Other commonly-used antibiotics are:
- Nitrofurantoin: in a urinary antiseptic against Gram bacteria -. They’re unstable metabolites that break bacterial DNA.
- Mupirocin: This is for topical administration. It prevents the incorporation of isoleucine into cell walls. It’s also associated with healing agents to promote healing.
- Fosfomycin: This inhibits the cell wall. It’s broad-spectrum and is used to treat the elderly with respiratory problems.
- Oxazolidinones: linezolid inhibits protein synthesis by binding to the 50S subunit of ribosomes. It’s used for patients with pneumonia, but you must be careful with heart problems.
Antibiotic resistanceA big problem we have today in health is resistance to antibiotics. You’ve surely heard something about this, but maybe you’re not completely clear about it, and don’t realize what an important issue it is.

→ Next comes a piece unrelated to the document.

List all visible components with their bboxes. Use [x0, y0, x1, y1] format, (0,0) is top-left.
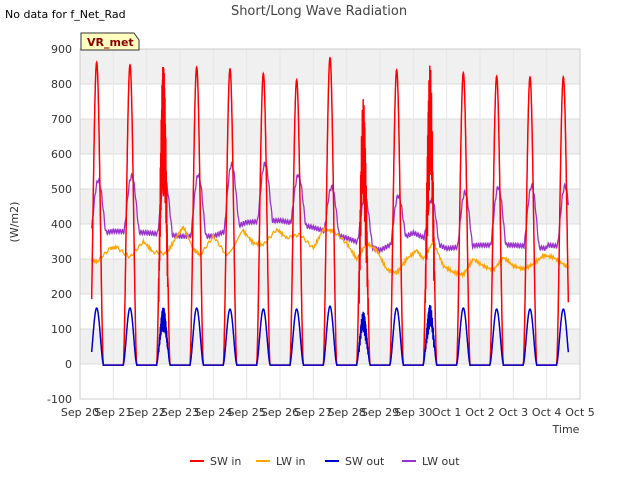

Well, when strains are resistant to antibiotics, it basically means that this antibiotic is no longer effective against that bacterium. But how can that happen? There are various mechanisms that these microorganisms develop to defend themselves against the effect of the drug.
On the other hand, you may think that if one particular drug is no longer effective against that bacteria, then we can use another and the problem ends. Yes, that is indeed one solution we have today, but the problem is that we often abuse the use of antibiotics, and the bacteria that are being treated with the other antibiotic can also become resistant to that one.
As a result, there are fewer and fewer antibiotics that we have to fight against pathogenic bacteria and we could be left without a cure. The development of new drugs is a complex, long, and very expensive process. For this reason, it’s extremely important not to self-medicate and always follow the doctor’s recommendations.